I can take or leave this book. I was okay, that's all. I didnt't laugh once at the apparent humor everyone talks about, but I liked the story and its quirkiness. It was fun, and generally well written. However, as is often the case with Mr Pratchett, he does not develop his characters enough. When asked to recall them after I finished the book I couldn't even remember their names never mind what their point was in the story. Didn't like the ending. In typical Pratchett style he pulled a surprise solution to all the problems out of a hat, in a character who reminded me of Galadriel from Lord of the Rings, sorry but I don't like endings like that they leave me unsatisfied. The main characters should have ended the book; whoever they were?
—Heidi Whurr

Is one's cruelest editor oneself, given time? The Carpet People is supposedly Terry Pratchett's collaboration between his 43 year old and 17 year old self, with the benefits of not having to "give [his younger self:] half the royalties". Pratchett's introduction is witty - what we've come to expect from the writer of so many Discworld novels, but the book itself is not of the same calibre.
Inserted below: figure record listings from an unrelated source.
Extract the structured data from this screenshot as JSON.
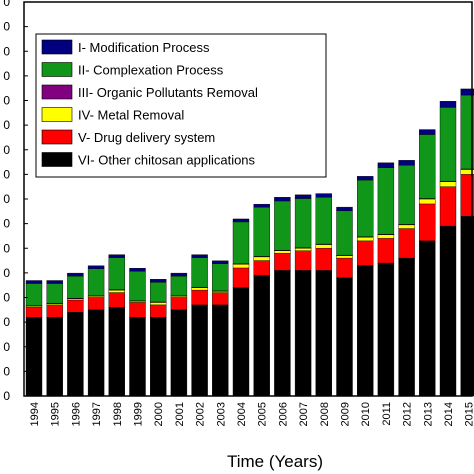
{
  "chart_data": {
    "type": "bar",
    "stacked": true,
    "title": "",
    "xlabel": "Time (Years)",
    "ylabel": "",
    "ylim": [
      0,
      16
    ],
    "yticks": [
      0,
      1,
      2,
      3,
      4,
      5,
      6,
      7,
      8,
      9,
      10,
      11,
      12,
      13,
      14,
      15,
      16
    ],
    "ytick_labels": [
      "0",
      "0",
      "0",
      "0",
      "0",
      "0",
      "0",
      "0",
      "0",
      "0",
      "0",
      "0",
      "0",
      "0",
      "0",
      "0",
      "0"
    ],
    "grid": false,
    "legend_position": "top-left",
    "categories": [
      "1994",
      "1995",
      "1996",
      "1997",
      "1998",
      "1999",
      "2000",
      "2001",
      "2002",
      "2003",
      "2004",
      "2005",
      "2006",
      "2007",
      "2008",
      "2009",
      "2010",
      "2011",
      "2012",
      "2013",
      "2014",
      "2015"
    ],
    "series": [
      {
        "name": "VI- Other chitosan applications",
        "color": "#000000",
        "values": [
          3.2,
          3.2,
          3.4,
          3.5,
          3.6,
          3.2,
          3.2,
          3.5,
          3.7,
          3.7,
          4.4,
          4.9,
          5.1,
          5.1,
          5.1,
          4.8,
          5.3,
          5.4,
          5.6,
          6.3,
          6.9,
          7.3
        ]
      },
      {
        "name": "V-  Drug delivery system",
        "color": "#ff0000",
        "values": [
          0.4,
          0.5,
          0.5,
          0.5,
          0.6,
          0.6,
          0.5,
          0.5,
          0.6,
          0.5,
          0.8,
          0.6,
          0.7,
          0.8,
          0.9,
          0.8,
          1.0,
          1.0,
          1.2,
          1.5,
          1.6,
          1.7
        ]
      },
      {
        "name": "IV- Metal Removal",
        "color": "#ffff00",
        "values": [
          0.05,
          0.05,
          0.05,
          0.05,
          0.1,
          0.05,
          0.1,
          0.05,
          0.1,
          0.05,
          0.15,
          0.15,
          0.1,
          0.1,
          0.15,
          0.1,
          0.15,
          0.15,
          0.15,
          0.2,
          0.2,
          0.2
        ]
      },
      {
        "name": "III- Organic Pollutants Removal",
        "color": "#800080",
        "values": [
          0.02,
          0.02,
          0.02,
          0.02,
          0.02,
          0.02,
          0.02,
          0.02,
          0.02,
          0.02,
          0.02,
          0.02,
          0.02,
          0.02,
          0.02,
          0.02,
          0.02,
          0.02,
          0.02,
          0.02,
          0.02,
          0.02
        ]
      },
      {
        "name": "II-  Complexation Process",
        "color": "#109618",
        "values": [
          0.9,
          0.8,
          0.9,
          1.1,
          1.3,
          1.2,
          0.8,
          0.8,
          1.2,
          1.1,
          1.7,
          2.0,
          2.0,
          2.0,
          1.9,
          1.8,
          2.3,
          2.7,
          2.4,
          2.6,
          3.0,
          3.0
        ]
      },
      {
        "name": "I-   Modification Process",
        "color": "#000080",
        "values": [
          0.12,
          0.12,
          0.12,
          0.12,
          0.12,
          0.12,
          0.12,
          0.12,
          0.12,
          0.12,
          0.12,
          0.12,
          0.15,
          0.15,
          0.15,
          0.15,
          0.15,
          0.2,
          0.2,
          0.2,
          0.25,
          0.25
        ]
      }
    ],
    "legend_order": [
      5,
      4,
      3,
      2,
      1,
      0
    ]
  }
}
The story takes place in the carpet. Different races and animals live between the fibres, relying on the threads for fruit and building materials, scavenging and extracting from grains of sugar, a penny, a table leg for other building materials. There is great political commentary (on the use of empire and kings) still, but no one character seems to stand out. Did make me think a little when I took step on the carpet - maybe I was changing the world for some Carpet People.